わざとらしーくらいの長い銀髪に、背丈もどちらかとえば高そう。なんか無駄なくらい手足がしゅるっとしてて、立ち上がったらどれくらいなのかは分かりづらいけど。
そして、なんか見たことも無い機能性皆無そーな、やたらと派手なドレスっぽい格好の女は言った。
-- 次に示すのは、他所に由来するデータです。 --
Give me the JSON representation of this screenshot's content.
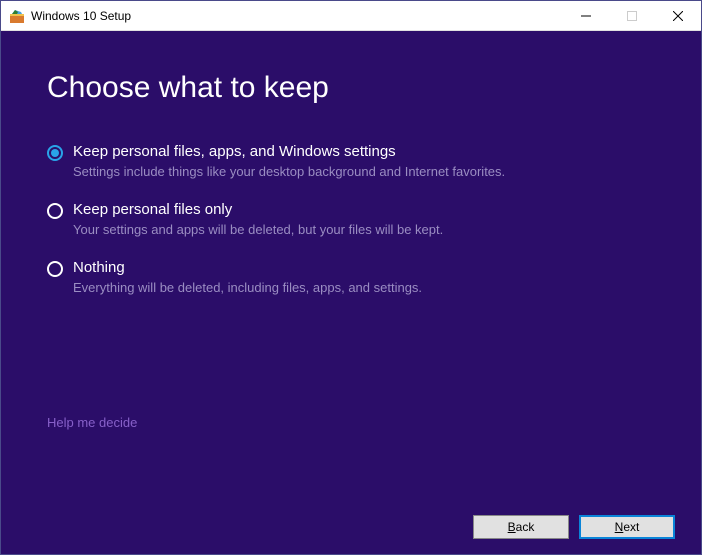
{
  "titlebar": {
    "title": "Windows 10 Setup"
  },
  "heading": "Choose what to keep",
  "options": [
    {
      "label": "Keep personal files, apps, and Windows settings",
      "desc": "Settings include things like your desktop background and Internet favorites.",
      "selected": true
    },
    {
      "label": "Keep personal files only",
      "desc": "Your settings and apps will be deleted, but your files will be kept.",
      "selected": false
    },
    {
      "label": "Nothing",
      "desc": "Everything will be deleted, including files, apps, and settings.",
      "selected": false
    }
  ],
  "helpLink": "Help me decide",
  "buttons": {
    "back_prefix": "B",
    "back_rest": "ack",
    "next_prefix": "N",
    "next_rest": "ext"
  }
}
「三回目になった時にはどうなるかと思ったけれど、これならあなたを送り込んだ甲斐があったってものよね。あ、お座んなさいな。立ち話…飛び話?もなんだし」
わたしが誰なのか分かってる風な口振り。ていうか、送り込んだ?わたしを?どこに?……いや、どこにも何もない。つまり、死んでしまったわたしをこの世界に引きずり込んだのは…。
『お前の仕業かぁぁぁぁぁぁぁっ!!』
「ちょまっ?!ウェイトウェイト!火を吹くの禁止っ!学校が丸ごと火事になっちゃう!」
多分、大きく開いたわたしの口の奥に炎が見えていたことだろう。怪しげな女はこっちが笑ってしまうくらいに無様に腰を引き、慌てて両手を前に突きだししきりと「ウェイト!ステイ!落ち着け!いやお願いだから落ち着いてっ?!」とか喚いてた。ウェイトだのステイだのとか言うところを見ると地球産なのか、こいつは。
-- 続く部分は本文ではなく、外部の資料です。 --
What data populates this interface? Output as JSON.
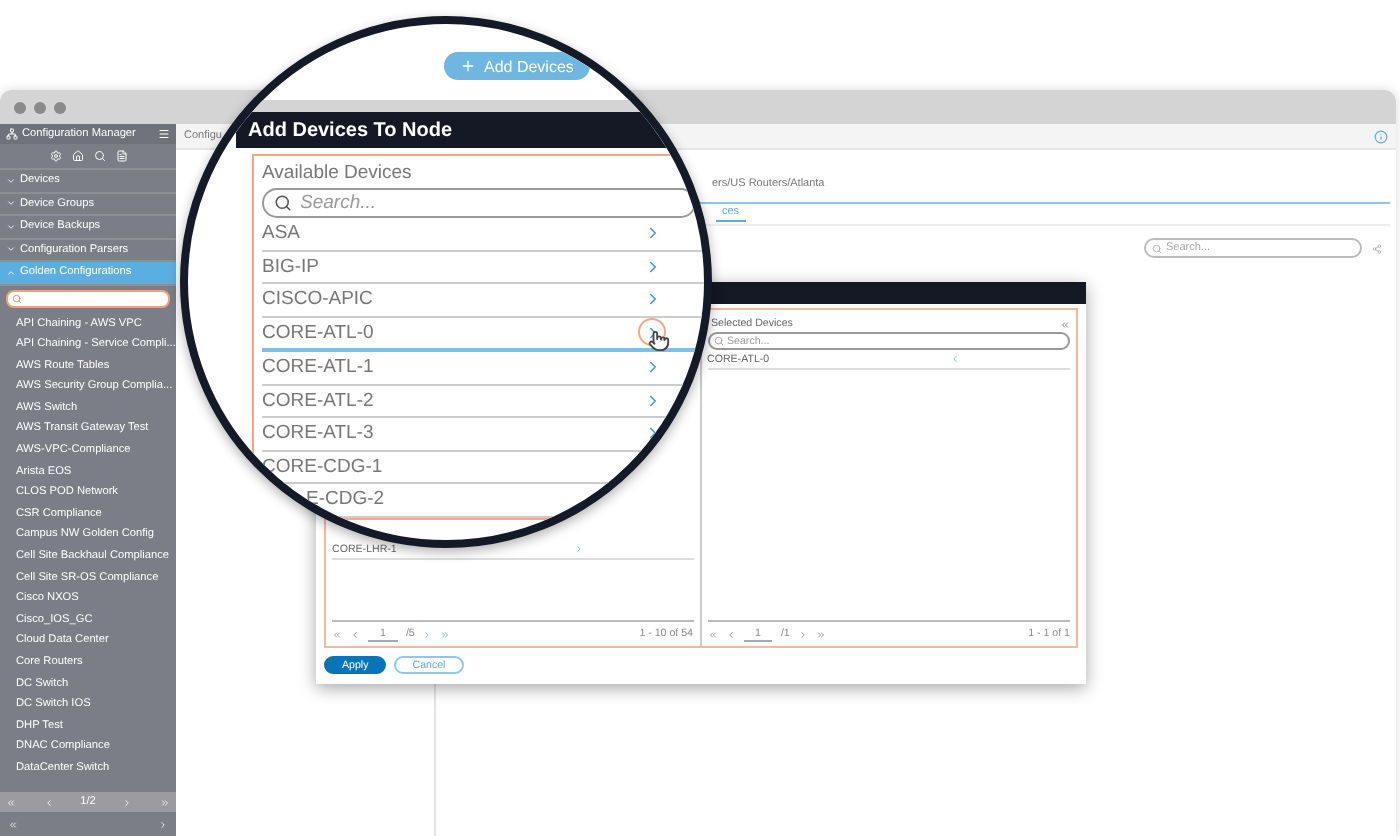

まあ流石に、お嬢さまの登校初日から学校を灰にするのはわたしの本意でもないので、火を吹くのは止めてやって代わりに全身の鱗を逆立てる勢いで「フー!フー!」と威嚇する。そして女はビビってる。ふはは、世界最強のドラゴン(の幼生)をなめるなっつーの。
「い、いい?三つ数えたらちゃぁんとここに着地するのよ?いいわね?いーち、にー、さーん……ひいっ?!」
『なんでわたしがそんな話聞かないといけないのよっ!学校に着火させないであんただけ燃やすのなんか簡単なんだからね!それがイヤなら一から百まで説明しろ今すぐハリーハリーハリー!!』
「い、いや説明しよーにもそんな殺気走ってたんじゃ、神さままいっちんぐー…わぁっ、うそうそジョーク、ほんの女神ジョークじゃないのっ?!」
説明する気あんのかこいつは。てか、女神?この世界じゃ神さまとかゆーインチキくさいもの存在してなかったはずだけど。いや、生活の教義みたいなのはあるけど、拝んだり崇めたりする対象としての「神さま」なんてものは無い。じゃああんた誰よ。
ろくでもない展開になりつつある、という予感がわたしの頭をひどく苛みつつあった。ぜってぇ面倒なヤツだこれ。